Moreover, the six hundred thousand francs had settled the elderly spinster’s indecision. Her father had acquired the habit of taking her so little into account, that he had not consulted her in the matter of consent to Marius’ marriage. He had acted impetuously, according to his wont, having, a despot-turned slave, but a single thought,—to satisfy Marius. As for the aunt,—it had not even occurred to him that the aunt existed, and that she could have an opinion of her own, and, sheep as she was, this had vexed her. Somewhat resentful in her inmost soul, but impassible externally, she had said to herself: “My father has settled the question of the marriage without reference to me; I shall settle the question of the inheritance without consulting him.” She was rich, in fact, and her father was not. She had reserved her decision on this point. It is probable that, had the match been a poor one, she would have left him poor. “So much the worse for my nephew! he is wedding a beggar, let him be a beggar himself!” But Cosette’s half-million pleased the aunt, and altered her inward situation so far as this pair of lovers were concerned. One owes some consideration to six hundred thousand francs, and it was evident that she could not do otherwise than leave her fortune to these young people, since they did not need it.
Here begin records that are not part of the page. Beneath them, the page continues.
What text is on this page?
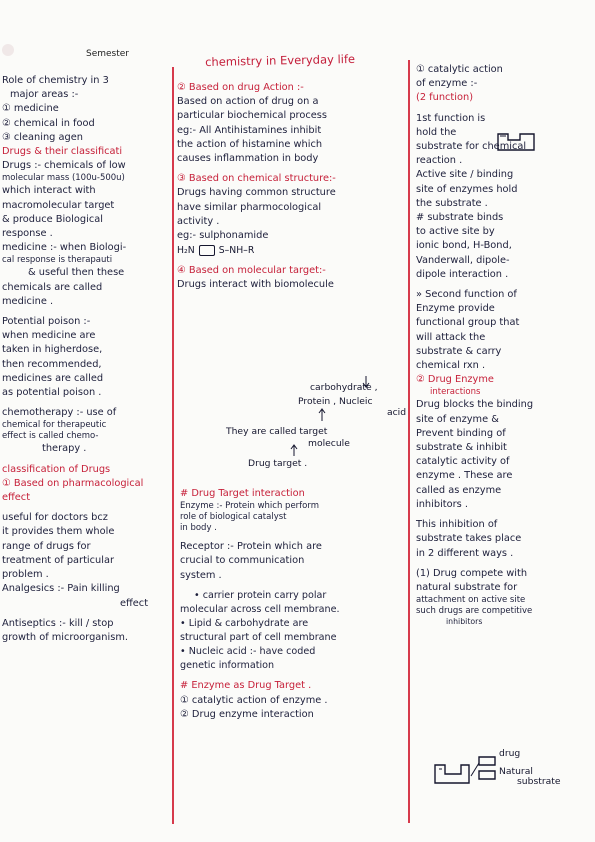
Semester	chemistry in Everyday life
Role of chemistry in 3
major areas :-
① medicine
② chemical in food
③ cleaning agen
Drugs & their classificati
Drugs :- chemicals of low
molecular mass (100u-500u)
which interact with
macromolecular target
& produce Biological
response .
medicine :- when Biologi-
cal response is therapauti
& useful then these
chemicals are called
medicine .
Potential poison :-
when medicine are
taken in higherdose,
then recommended,
medicines are called
as potential poison .
chemotherapy :- use of
chemical for therapeutic
effect is called chemo-
therapy .
classification of Drugs
① Based on pharmacological
effect
useful for doctors bcz
it provides them whole
range of drugs for
treatment of particular
problem .
Analgesics :- Pain killing
effect
Antiseptics :- kill / stop
growth of microorganism.
② Based on drug Action :-
Based on action of drug on a
particular biochemical process
eg:- All Antihistamines inhibit
the action of histamine which
causes inflammation in body
③ Based on chemical structure:-
Drugs having common structure
have similar pharmocological
activity .
eg:- sulphonamide
H₂N	S–NH–R
④ Based on molecular target:-
Drugs interact with biomolecule
carbohydrate ,
Protein , Nucleic
acid
They are called target
molecule
Drug target .
# Drug Target interaction
Enzyme :- Protein which perform
role of biological catalyst
in body .
Receptor :- Protein which are
crucial to communication
system .
• carrier protein carry polar
molecular across cell membrane.
• Lipid & carbohydrate are
structural part of cell membrane
• Nucleic acid :- have coded
genetic information
# Enzyme as Drug Target .
① catalytic action of enzyme .
② Drug enzyme interaction
① catalytic action
of enzyme :-
(2 function)
1st function is
hold the
substrate for chemical
reaction .
Active site / binding
site of enzymes hold
the substrate .
# substrate binds
to active site by
ionic bond, H-Bond,
Vanderwall, dipole-
dipole interaction .
» Second function of
Enzyme provide
functional group that
will attack the
substrate & carry
chemical rxn .
② Drug Enzyme
interactions
Drug blocks the binding
site of enzyme &
Prevent binding of
substrate & inhibit
catalytic activity of
enzyme . These are
called as enzyme
inhibitors .
This inhibition of
substrate takes place
in 2 different ways .
(1) Drug compete with
natural substrate for
attachment on active site
such drugs are competitive
inhibitors
drug
Natural
substrate
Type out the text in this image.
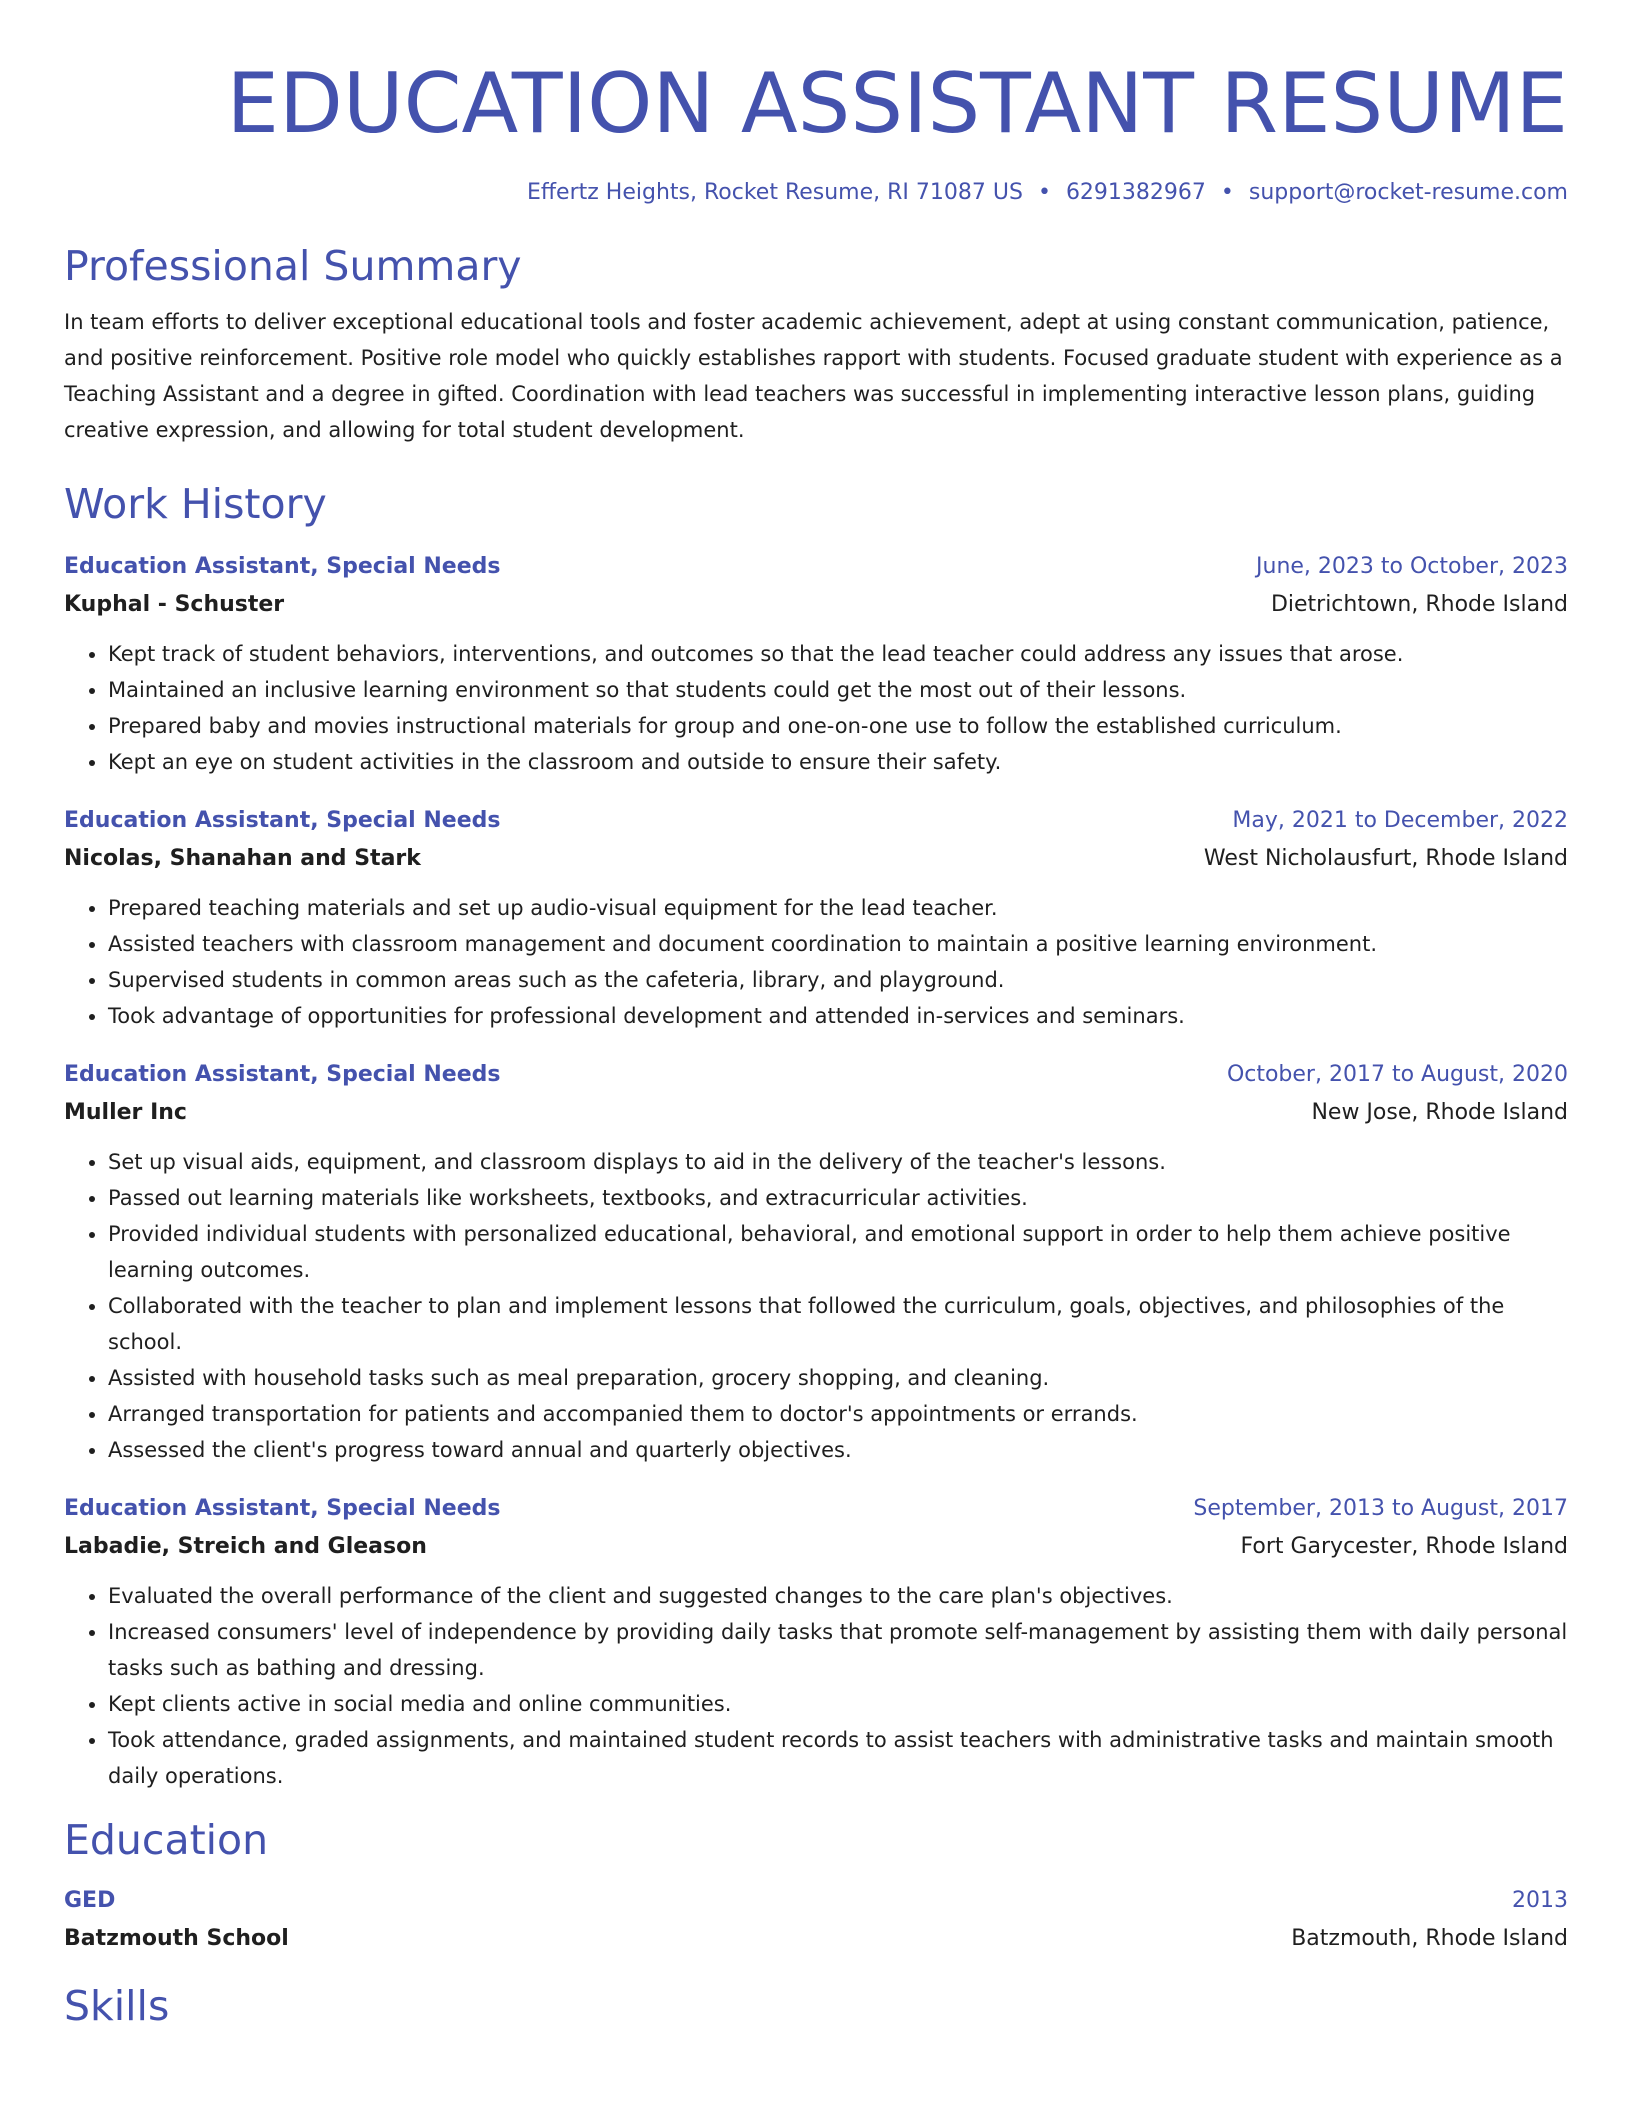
EDUCATION ASSISTANT RESUME
Effertz Heights, Rocket Resume, RI 71087 US • 6291382967 • support@rocket-resume.com
Professional Summary

In team efforts to deliver exceptional educational tools and foster academic achievement, adept at using constant communication, patience, and positive reinforcement. Positive role model who quickly establishes rapport with students. Focused graduate student with experience as a Teaching Assistant and a degree in gifted. Coordination with lead teachers was successful in implementing interactive lesson plans, guiding creative expression, and allowing for total student development.

Work History
Education Assistant, Special Needs	June, 2023 to October, 2023
Kuphal - Schuster	Dietrichtown, Rhode Island
• Kept track of student behaviors, interventions, and outcomes so that the lead teacher could address any issues that arose.
• Maintained an inclusive learning environment so that students could get the most out of their lessons.
• Prepared baby and movies instructional materials for group and one-on-one use to follow the established curriculum.
• Kept an eye on student activities in the classroom and outside to ensure their safety.
Education Assistant, Special Needs	May, 2021 to December, 2022
Nicolas, Shanahan and Stark	West Nicholausfurt, Rhode Island
• Prepared teaching materials and set up audio-visual equipment for the lead teacher.
• Assisted teachers with classroom management and document coordination to maintain a positive learning environment.
• Supervised students in common areas such as the cafeteria, library, and playground.
• Took advantage of opportunities for professional development and attended in-services and seminars.
Education Assistant, Special Needs	October, 2017 to August, 2020
Muller Inc	New Jose, Rhode Island
• Set up visual aids, equipment, and classroom displays to aid in the delivery of the teacher's lessons.
• Passed out learning materials like worksheets, textbooks, and extracurricular activities.
• Provided individual students with personalized educational, behavioral, and emotional support in order to help them achieve positive learning outcomes.
• Collaborated with the teacher to plan and implement lessons that followed the curriculum, goals, objectives, and philosophies of the school.
• Assisted with household tasks such as meal preparation, grocery shopping, and cleaning.
• Arranged transportation for patients and accompanied them to doctor's appointments or errands.
• Assessed the client's progress toward annual and quarterly objectives.
Education Assistant, Special Needs	September, 2013 to August, 2017
Labadie, Streich and Gleason	Fort Garycester, Rhode Island
• Evaluated the overall performance of the client and suggested changes to the care plan's objectives.
• Increased consumers' level of independence by providing daily tasks that promote self-management by assisting them with daily personal tasks such as bathing and dressing.
• Kept clients active in social media and online communities.
• Took attendance, graded assignments, and maintained student records to assist teachers with administrative tasks and maintain smooth daily operations.
Education
GED	2013
Batzmouth School	Batzmouth, Rhode Island
Skills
It was arranged that the couple should live with the grandfather—M. Gillenormand insisted on resigning to them his chamber, the finest in the house. “That will make me young again,” he said. “It’s an old plan of mine. I have always entertained the idea of having a wedding in my chamber.”
He furnished this chamber with a multitude of elegant trifles. He had the ceiling and walls hung with an extraordinary stuff, which he had by him in the piece, and which he believed to have emanated from Utrecht with a buttercup-colored satin ground, covered with velvet auricula blossoms.—“It was with that stuff,” said he, “that the bed of the Duchesse d’Anville at la Roche-Guyon was draped.”—On the chimney-piece, he set a little figure in Saxe porcelain, carrying a muff against her nude stomach.
M. Gillenormand’s library became the lawyer’s study, which Marius needed; a study, it will be remembered, being required by the council of the order.